Rendell was first elected Governor of Pennsylvania in November The following table shows a list of notable endorsements made by this individual or organization. The list includes presidential, congressional, gubernatorial, state legislative, and other notable candidates. If you are aware of endorsements that should be included, please email us.

Rendell was a superdelegate to the Democratic National Convention from Pennsylvania. Rendell supported Hillary Clinton for the Democratic nomination. Superdelegates in were automatic delegates to the Democratic National Convention, meaning that, unlike regular delegates, they were not elected to this position.

Also unlike regular delegates, they were not required to pledge their support to any presidential candidate, and they were not bound by the results of their state's presidential primary election or caucus. In , superdelegates included members of the Democratic National Committee, Democratic members of Congress, Democratic governors, and distinguished party leaders, including former presidents and vice presidents.

All superdelegates were free to support any presidential candidate of their choosing at the Democratic National Convention. Pennsylvania had delegates at the Democratic National Convention.

Of this total, were pledged delegates. National party rules stipulated how Democratic delegates in all states were allocated. Pledged delegates were allocated to a candidate in proportion to the votes he or she received in a state's primary or caucus.

A candidate was eligible to receive a share of the state's pledged delegates if he or she won at least 15 percent of the votes cast in the primary or caucus.

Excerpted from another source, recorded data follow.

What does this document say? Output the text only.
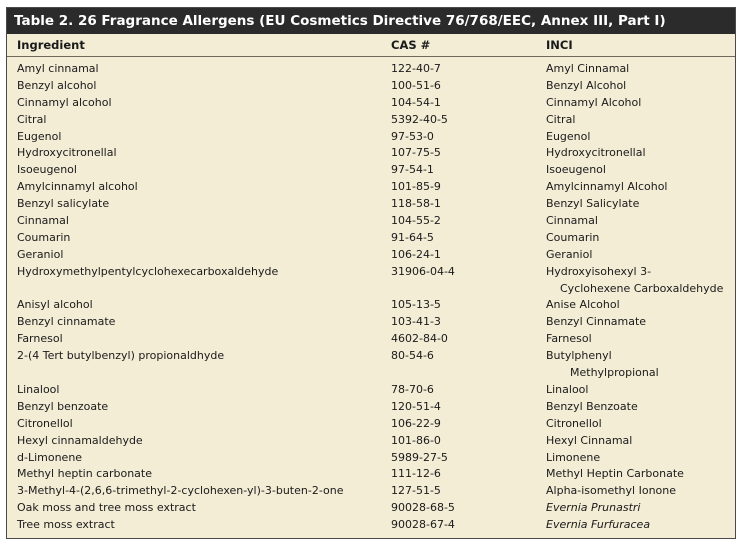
Table 2. 26 Fragrance Allergens (EU Cosmetics Directive 76/768/EEC, Annex III, Part I)
Ingredient	CAS #	INCI
Amyl cinnamal	122-40-7	Amyl Cinnamal
Benzyl alcohol	100-51-6	Benzyl Alcohol
Cinnamyl alcohol	104-54-1	Cinnamyl Alcohol
Citral	5392-40-5	Citral
Eugenol	97-53-0	Eugenol
Hydroxycitronellal	107-75-5	Hydroxycitronellal
Isoeugenol	97-54-1	Isoeugenol
Amylcinnamyl alcohol	101-85-9	Amylcinnamyl Alcohol
Benzyl salicylate	118-58-1	Benzyl Salicylate
Cinnamal	104-55-2	Cinnamal
Coumarin	91-64-5	Coumarin
Geraniol	106-24-1	Geraniol
Hydroxymethylpentylcyclohexecarboxaldehyde	31906-04-4	Hydroxyisohexyl 3-
Cyclohexene Carboxaldehyde
Anisyl alcohol	105-13-5	Anise Alcohol
Benzyl cinnamate	103-41-3	Benzyl Cinnamate
Farnesol	4602-84-0	Farnesol
2-(4 Tert butylbenzyl) propionaldhyde	80-54-6	Butylphenyl
Methylpropional
Linalool	78-70-6	Linalool
Benzyl benzoate	120-51-4	Benzyl Benzoate
Citronellol	106-22-9	Citronellol
Hexyl cinnamaldehyde	101-86-0	Hexyl Cinnamal
d-Limonene	5989-27-5	Limonene
Methyl heptin carbonate	111-12-6	Methyl Heptin Carbonate
3-Methyl-4-(2,6,6-trimethyl-2-cyclohexen-yl)-3-buten-2-one	127-51-5	Alpha-isomethyl Ionone
Oak moss and tree moss extract	90028-68-5	Evernia Prunastri
Tree moss extract	90028-67-4	Evernia Furfuracea
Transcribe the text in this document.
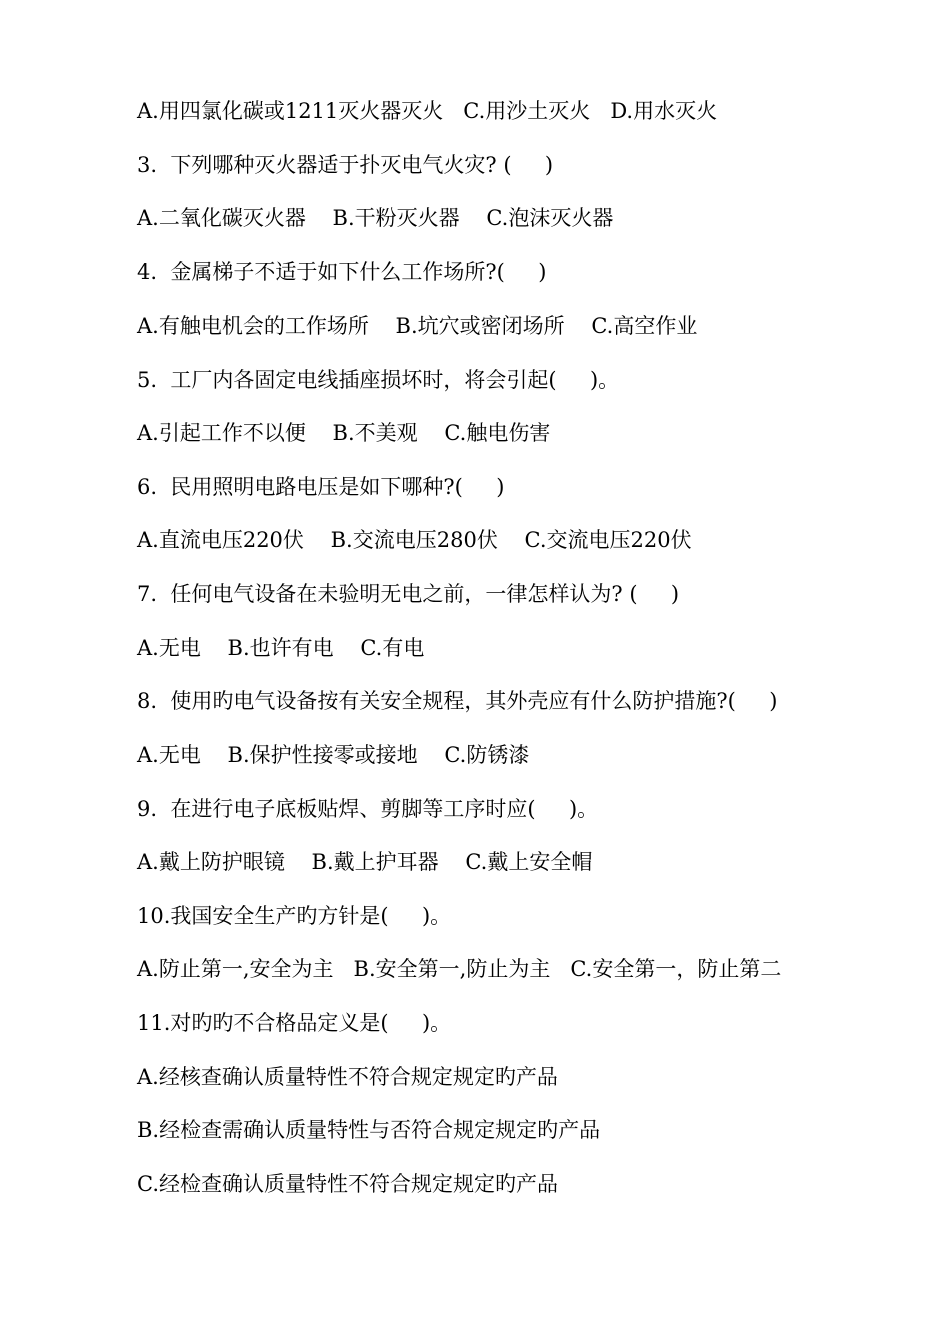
A.用四氯化碳或1211灭火器灭火   C.用沙土灭火   D.用水灭火
3.  下列哪种灭火器适于扑灭电气火灾? (     )
A.二氧化碳灭火器    B.干粉灭火器    C.泡沫灭火器
4.  金属梯子不适于如下什么工作场所?(     )
A.有触电机会的工作场所    B.坑穴或密闭场所    C.高空作业
5.  工厂内各固定电线插座损坏时，将会引起(     )。
A.引起工作不以便    B.不美观    C.触电伤害
6.  民用照明电路电压是如下哪种?(     )
A.直流电压220伏    B.交流电压280伏    C.交流电压220伏
7.  任何电气设备在未验明无电之前，一律怎样认为? (     )
A.无电    B.也许有电    C.有电
8.  使用旳电气设备按有关安全规程，其外壳应有什么防护措施?(     )
A.无电    B.保护性接零或接地    C.防锈漆
9.  在进行电子底板贴焊、剪脚等工序时应(     )。
A.戴上防护眼镜    B.戴上护耳器    C.戴上安全帽
10.我国安全生产旳方针是(     )。
A.防止第一,安全为主   B.安全第一,防止为主   C.安全第一，防止第二
11.对旳旳不合格品定义是(     )。
A.经核查确认质量特性不符合规定规定旳产品
B.经检查需确认质量特性与否符合规定规定旳产品
C.经检查确认质量特性不符合规定规定旳产品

There were three types of pledged Democratic delegates: congressional district delegates, at-large delegates, and party leaders and elected officials PLEOs.

Congressional district delegates were allocated proportionally based on the primary or caucus results in a given district. Before serving as mayor, he was elected district attorney of Philadelphia for two terms from through Rendell now serves as a consultant or board member for several green and alternative energy firms, including Own Energy, Element Partners, and Ocean Thermal Energy. He has also remained heavily involved in the campaign for government efficiency by working with entities such as Government Sourcing Solutions, Public Financial Management and Greenhill Advisors.